Alle Mitgliedsunternehmen

des vti

- Geschäftsführung -

                                                                                               GW-ag/28                   11.01.2011

Einführung einer Gelangensbestätigung

Sehr geehrte Damen und Herrn,

aus aktuellem Anlass möchten wir Sie über Neuregelungen bei der Nachweisführung im Hinblick auf die Steuerfreiheit bei innergemeinschaftlichen Lieferungen hinweisen. Diese sehen die Einführung und verpflichtende Anwendung eines neuen Nachweisformulars vor, der sogenannten Gelangensbestätigung.

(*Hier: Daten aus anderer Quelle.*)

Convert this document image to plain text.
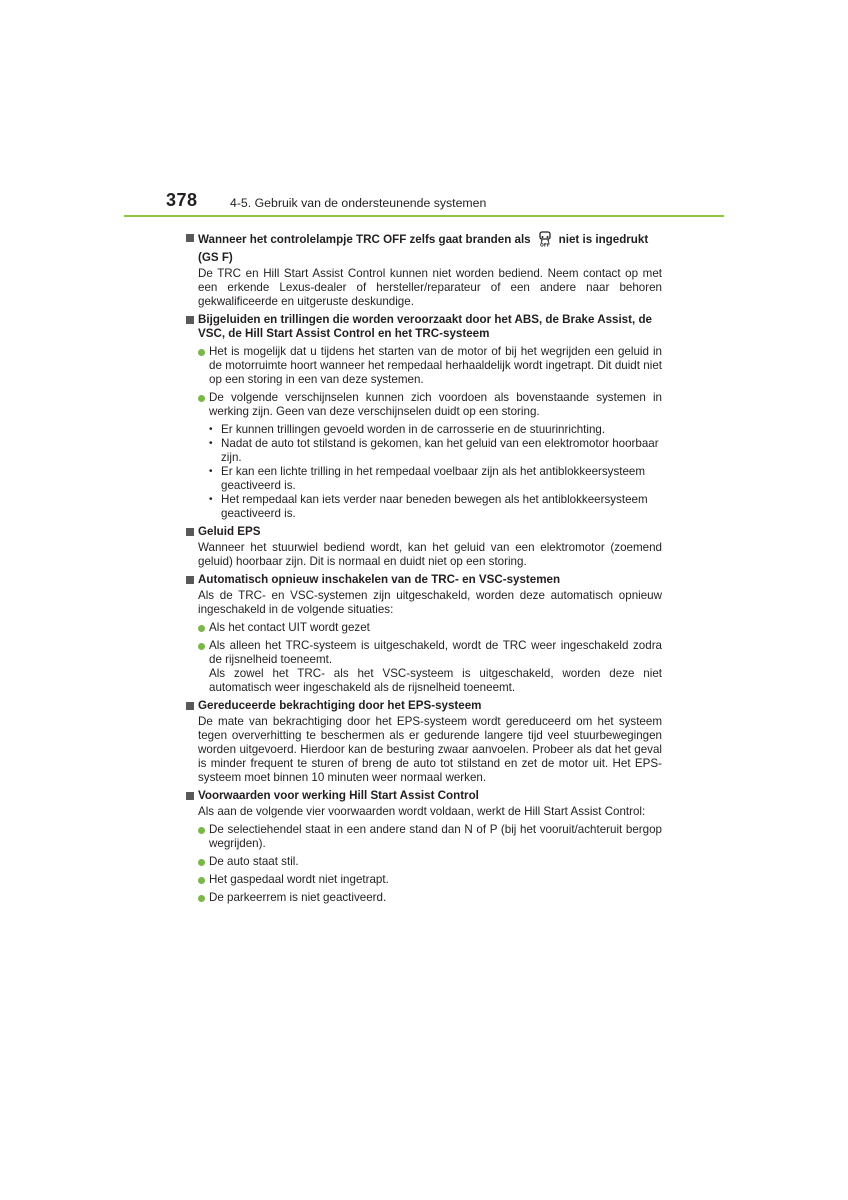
378	4-5. Gebruik van de ondersteunende systemen
Wanneer het controlelampje TRC OFF zelfs gaat branden als
OFF
niet is ingedrukt
(GS F)
De TRC en Hill Start Assist Control kunnen niet worden bediend. Neem contact op met een erkende Lexus-dealer of hersteller/reparateur of een andere naar behoren gekwalificeerde en uitgeruste deskundige.
Bijgeluiden en trillingen die worden veroorzaakt door het ABS, de Brake Assist, de VSC, de Hill Start Assist Control en het TRC-systeem
Het is mogelijk dat u tijdens het starten van de motor of bij het wegrijden een geluid in de motorruimte hoort wanneer het rempedaal herhaaldelijk wordt ingetrapt. Dit duidt niet op een storing in een van deze systemen.
De volgende verschijnselen kunnen zich voordoen als bovenstaande systemen in werking zijn. Geen van deze verschijnselen duidt op een storing.
• Er kunnen trillingen gevoeld worden in de carrosserie en de stuurinrichting.
• Nadat de auto tot stilstand is gekomen, kan het geluid van een elektromotor hoorbaar zijn.
• Er kan een lichte trilling in het rempedaal voelbaar zijn als het antiblokkeersysteem geactiveerd is.
• Het rempedaal kan iets verder naar beneden bewegen als het antiblokkeersysteem geactiveerd is.
Geluid EPS
Wanneer het stuurwiel bediend wordt, kan het geluid van een elektromotor (zoemend geluid) hoorbaar zijn. Dit is normaal en duidt niet op een storing.
Automatisch opnieuw inschakelen van de TRC- en VSC-systemen
Als de TRC- en VSC-systemen zijn uitgeschakeld, worden deze automatisch opnieuw ingeschakeld in de volgende situaties:
Als het contact UIT wordt gezet
Als alleen het TRC-systeem is uitgeschakeld, wordt de TRC weer ingeschakeld zodra de rijsnelheid toeneemt.
Als zowel het TRC- als het VSC-systeem is uitgeschakeld, worden deze niet automatisch weer ingeschakeld als de rijsnelheid toeneemt.
Gereduceerde bekrachtiging door het EPS-systeem
De mate van bekrachtiging door het EPS-systeem wordt gereduceerd om het systeem tegen oververhitting te beschermen als er gedurende langere tijd veel stuurbewegingen worden uitgevoerd. Hierdoor kan de besturing zwaar aanvoelen. Probeer als dat het geval is minder frequent te sturen of breng de auto tot stilstand en zet de motor uit. Het EPS-systeem moet binnen 10 minuten weer normaal werken.
Voorwaarden voor werking Hill Start Assist Control
Als aan de volgende vier voorwaarden wordt voldaan, werkt de Hill Start Assist Control:
De selectiehendel staat in een andere stand dan N of P (bij het vooruit/achteruit bergop wegrijden).
De auto staat stil.
Het gaspedaal wordt niet ingetrapt.
De parkeerrem is niet geactiveerd.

Sie ersetzt alle bisher geltenden Nachweise für Umsatzsteuerzwecke bei innergemein-schaftlichen Lieferungen. Die Neuerungen sollen in einem Schreiben des Bundesministeriums für Finanzen (BMF) mittels einer Verwaltungsanweisung genauer geregelt werden. Das Papier liegt uns als Entwurf vor und kann bei Interesse abgefordert werden (12 Seiten!).

 

In aller Kürze die wichtigsten Aussagen zu diesem Papier:

 

Bei Einführung müsste das liefernde Unternehmen bei jeder Beförderung/Versendung den Nachweis über das Verbringen der gelieferten Ware in das übrige Gemeinschaftsgebiet führen. Dies müsste künftig in Form einer Bestätigung des Abnehmers in Verbindung mit dem üblichen Doppel der Rechnung erfolgen.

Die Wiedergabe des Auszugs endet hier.